As pressure builds on states to open, many governors are starting to ease lockdown orders. That decision is not purely a public health matter but a public policy matter with interlaced issues of law, finance, and medicine. Congress and states must decide how legally to restart an economy in a world saturated by the coronavirus. With expensive recovery measures and a federal deficit projected at more than $30 trillion by the summer, we face a real possibility of a lost generation due to crippling debt and chronic unemployment. So this means businesses and institutions will need to operate in a way that is sustainable instead of just symbolic.
The legal challenge here is to open up the country fully when we cannot reasonably expect any vaccination program until next year, according to most experts. Thus, in the interim, our best hope may be an ancient legal doctrine that extends back to Roman law in the sixth century.

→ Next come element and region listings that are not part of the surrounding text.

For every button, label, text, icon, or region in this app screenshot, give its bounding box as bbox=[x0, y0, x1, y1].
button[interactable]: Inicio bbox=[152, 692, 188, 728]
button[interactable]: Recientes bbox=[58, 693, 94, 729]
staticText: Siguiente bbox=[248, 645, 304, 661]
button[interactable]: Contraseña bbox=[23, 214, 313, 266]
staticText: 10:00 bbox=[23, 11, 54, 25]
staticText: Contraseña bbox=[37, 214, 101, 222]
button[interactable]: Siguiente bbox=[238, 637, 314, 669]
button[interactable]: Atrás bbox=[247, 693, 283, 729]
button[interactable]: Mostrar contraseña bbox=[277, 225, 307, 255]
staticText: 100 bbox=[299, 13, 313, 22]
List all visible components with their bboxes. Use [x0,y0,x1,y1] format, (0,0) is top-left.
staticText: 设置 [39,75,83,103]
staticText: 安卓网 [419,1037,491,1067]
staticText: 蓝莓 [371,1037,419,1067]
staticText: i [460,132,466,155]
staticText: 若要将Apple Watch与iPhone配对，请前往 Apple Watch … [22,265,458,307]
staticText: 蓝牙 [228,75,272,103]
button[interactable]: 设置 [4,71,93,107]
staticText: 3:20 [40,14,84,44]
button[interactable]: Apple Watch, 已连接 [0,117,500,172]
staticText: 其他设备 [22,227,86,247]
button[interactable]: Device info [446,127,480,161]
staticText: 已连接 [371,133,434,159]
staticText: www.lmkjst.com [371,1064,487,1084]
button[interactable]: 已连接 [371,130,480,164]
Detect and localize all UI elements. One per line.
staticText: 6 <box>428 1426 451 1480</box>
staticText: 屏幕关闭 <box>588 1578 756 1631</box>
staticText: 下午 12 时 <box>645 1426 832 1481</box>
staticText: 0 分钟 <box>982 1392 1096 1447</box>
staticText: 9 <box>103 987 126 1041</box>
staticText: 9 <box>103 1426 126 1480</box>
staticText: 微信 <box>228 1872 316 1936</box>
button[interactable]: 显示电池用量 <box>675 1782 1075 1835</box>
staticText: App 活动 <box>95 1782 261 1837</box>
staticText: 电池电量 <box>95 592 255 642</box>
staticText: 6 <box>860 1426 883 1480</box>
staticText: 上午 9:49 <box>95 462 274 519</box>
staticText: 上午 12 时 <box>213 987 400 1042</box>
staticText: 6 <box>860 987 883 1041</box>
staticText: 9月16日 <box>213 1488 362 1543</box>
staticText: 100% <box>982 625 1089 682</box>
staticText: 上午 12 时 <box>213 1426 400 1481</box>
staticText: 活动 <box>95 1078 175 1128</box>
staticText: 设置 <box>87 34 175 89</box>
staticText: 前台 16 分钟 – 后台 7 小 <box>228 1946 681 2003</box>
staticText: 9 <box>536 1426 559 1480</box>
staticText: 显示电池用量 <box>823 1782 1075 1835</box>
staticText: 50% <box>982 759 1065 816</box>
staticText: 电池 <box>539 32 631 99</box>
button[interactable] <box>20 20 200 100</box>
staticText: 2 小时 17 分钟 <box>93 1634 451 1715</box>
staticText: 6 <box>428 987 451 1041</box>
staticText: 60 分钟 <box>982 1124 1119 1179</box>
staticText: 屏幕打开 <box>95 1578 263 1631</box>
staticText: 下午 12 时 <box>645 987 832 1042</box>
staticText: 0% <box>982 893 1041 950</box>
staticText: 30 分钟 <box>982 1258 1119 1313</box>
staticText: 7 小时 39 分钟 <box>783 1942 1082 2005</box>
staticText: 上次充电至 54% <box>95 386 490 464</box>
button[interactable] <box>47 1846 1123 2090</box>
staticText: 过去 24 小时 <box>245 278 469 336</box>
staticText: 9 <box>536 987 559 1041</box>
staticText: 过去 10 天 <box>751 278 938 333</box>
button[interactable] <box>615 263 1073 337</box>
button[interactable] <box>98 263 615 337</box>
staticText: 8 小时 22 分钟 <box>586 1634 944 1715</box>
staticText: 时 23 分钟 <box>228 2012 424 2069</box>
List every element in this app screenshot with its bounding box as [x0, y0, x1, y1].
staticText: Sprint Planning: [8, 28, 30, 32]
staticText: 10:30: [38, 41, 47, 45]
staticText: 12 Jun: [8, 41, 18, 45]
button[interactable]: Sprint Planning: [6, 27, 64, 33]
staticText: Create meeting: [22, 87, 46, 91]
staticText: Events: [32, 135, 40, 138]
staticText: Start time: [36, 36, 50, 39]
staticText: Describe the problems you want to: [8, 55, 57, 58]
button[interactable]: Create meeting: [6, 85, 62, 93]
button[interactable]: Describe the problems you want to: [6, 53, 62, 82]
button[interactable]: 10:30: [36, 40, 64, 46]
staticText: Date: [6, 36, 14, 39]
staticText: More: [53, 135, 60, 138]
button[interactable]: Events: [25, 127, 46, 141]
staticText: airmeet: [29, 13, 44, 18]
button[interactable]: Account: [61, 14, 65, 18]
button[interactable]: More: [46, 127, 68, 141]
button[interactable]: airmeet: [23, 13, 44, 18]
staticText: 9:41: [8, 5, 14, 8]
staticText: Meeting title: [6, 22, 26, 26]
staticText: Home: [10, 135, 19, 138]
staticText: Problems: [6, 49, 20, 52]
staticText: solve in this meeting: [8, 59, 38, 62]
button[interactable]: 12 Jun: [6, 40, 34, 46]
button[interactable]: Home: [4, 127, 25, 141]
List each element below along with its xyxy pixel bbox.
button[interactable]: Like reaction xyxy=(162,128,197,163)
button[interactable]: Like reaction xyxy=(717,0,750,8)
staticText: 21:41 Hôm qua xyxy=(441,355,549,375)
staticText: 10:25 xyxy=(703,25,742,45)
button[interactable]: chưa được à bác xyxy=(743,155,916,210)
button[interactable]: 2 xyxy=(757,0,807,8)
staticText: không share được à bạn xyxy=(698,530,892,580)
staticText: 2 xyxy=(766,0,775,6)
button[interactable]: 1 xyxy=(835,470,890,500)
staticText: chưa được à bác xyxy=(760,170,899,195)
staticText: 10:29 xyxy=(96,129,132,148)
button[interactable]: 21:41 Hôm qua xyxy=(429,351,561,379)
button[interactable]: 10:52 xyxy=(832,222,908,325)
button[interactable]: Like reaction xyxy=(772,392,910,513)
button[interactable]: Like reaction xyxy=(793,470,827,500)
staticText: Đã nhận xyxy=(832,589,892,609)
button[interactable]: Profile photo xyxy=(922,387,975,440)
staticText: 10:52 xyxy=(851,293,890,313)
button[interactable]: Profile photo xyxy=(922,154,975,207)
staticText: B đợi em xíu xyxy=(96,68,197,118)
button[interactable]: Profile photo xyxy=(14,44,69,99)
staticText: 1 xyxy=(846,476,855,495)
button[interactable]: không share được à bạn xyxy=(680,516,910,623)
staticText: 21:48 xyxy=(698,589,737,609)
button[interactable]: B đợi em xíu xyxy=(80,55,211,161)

“Volenti non fit injuria” means “no wrong is done to one who consents,” and it became the solid foundation for what we know today as “assumption of risk.” The doctrine encapsulates the concept of personal responsibility and choice. Thus, any economic opening precisely requires not liability but choice.
But assumption of risk, which began as a doctrine in employment liability cases in the United States, has already been on the decline in this country. Assumption was an absolute defense, but most states have now adopted an alternative “comparative negligence” approach in which jurors assign the portion of responsibility of each party in their verdict.
If the plaintiff or the injured party is found to be 20 percent at fault, the award is reduced by that amount. Some states apply an additional rule that if plaintiffs are more than 50 percent at fault, then they are barred from any recovery. The problem for businesses in this pandemic is that every case presents different arguable facts as to who is more at fault from the spread of the coronavirus. Is it the individual or the establishment?
Strong defenses do exist, including factual causation where a plaintiff needs to establish that a particular location was the source. Indeed, it is difficult to imagine how someone could prevail against a business on the speculation that he or she contracted the disease from any single contact inside the business.
Yet states are adding different conditions and responsibilities that could fuel claims. There could also be a tsunami of litigation of strike lawsuits, cases brought with the intention of forcing a quick settlement, and even stronger liability lawsuits. If there will be a reliance on individual choice without the exposure to prohibitive litigation costs, then there is a need for uniform legislation on the state level and possibly the federal level.
Negligence can be wildly difficult to define in a world after a pandemic, where businesses are not being careless but must operate in a high risk environment. Any economic recovery needs to occur at a time when the majority of customers will be neither immune nor vaccinated against the disease. Businesses cannot question every group to determine if they are all family members or what each of their personal medical conditions are.